Over time, I learned that the aquaponics setup was not suited to an acrylic tank with a top brace, as evidenced by several flooding/overflowing incidents. Thus, I went to the store and bought a standard 10G tank and mothballed the 10G acrylic.

My aquaponics setup is a very low-tech tank consisting of plastic decor and a 10lb chunk of Mopani, an under-gravel filter, 8 heteromorpha rasboras, red cherry shrimp, and red ramshorn snails. The tank itself is unlit. However, supported above the tank is a hydroponic bed which has clay media and the aforementioned hydroponic basil plants nestled in it. There is a submersible pump in the middle of the tank which is on a timer and two return spouts.
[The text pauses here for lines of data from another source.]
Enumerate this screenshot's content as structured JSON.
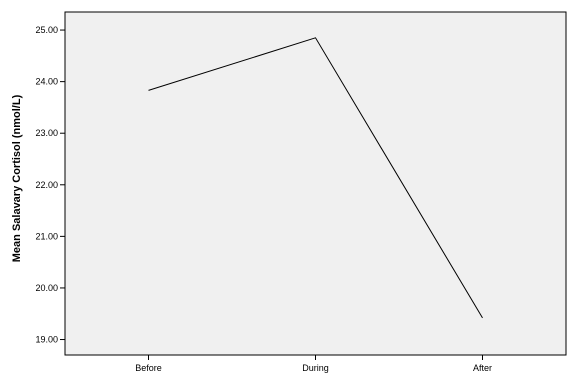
{
  "chart_data": {
    "type": "line",
    "title": "",
    "xlabel": "",
    "ylabel": "Mean Salavary Cortisol (nmol/L)",
    "categories": [
      "Before",
      "During",
      "After"
    ],
    "series": [
      {
        "values": [
          23.83,
          24.85,
          19.42
        ]
      }
    ],
    "ylim": [
      18.7,
      25.35
    ],
    "yticks": [
      19.0,
      20.0,
      21.0,
      22.0,
      23.0,
      24.0,
      25.0
    ],
    "ytick_labels": [
      "19.00",
      "20.00",
      "21.00",
      "22.00",
      "23.00",
      "24.00",
      "25.00"
    ],
    "grid": false,
    "colors": {
      "plot_background": "#f0f0f0",
      "line": "#000000",
      "axis": "#000000"
    }
  }
}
Every hour for 15 minutes the pump turns on and fills the hydroponic bed with tank water, which then drains back into the tank thru standpipes. There is a bracket above the hydroponic bed which hosts a fluorescent fixture, also on a timer, which shines primarily on the plants but some indirect light shines into the tank below.

Being an avid aquarist, I cannot abide a mothballed tank. My wife and I donated a piano and freed up a large section of our living room, which immediately became the site of a new showcase tank. The tank is a Clear-For-Life 10G acrylic, which has an Eheim 2011 canister filter, Hydor ETH 200W in-line heater, and a InkBird heater controller. I use a heater controller because, after reading reviews, I learned the Hydor heaters are prone to failing ON and cooking everything in the tank. I wanted an in-line heater coupled with the canister filter to minimize the hardware visible in the tank. On top is a Finnex Planted+ 17W LED fixture on a timer. The tank has a chunk of driftwood, several varieties of plants, 6 neon tetras, 2 nerite snails, and 3 Amano shrimp as of today. I plan to add a German Blue Ram to complete the tank.

Pictures are attached, current photos will be taken this weekend.

Any/all questions, concerns, or comments are appreciated


----------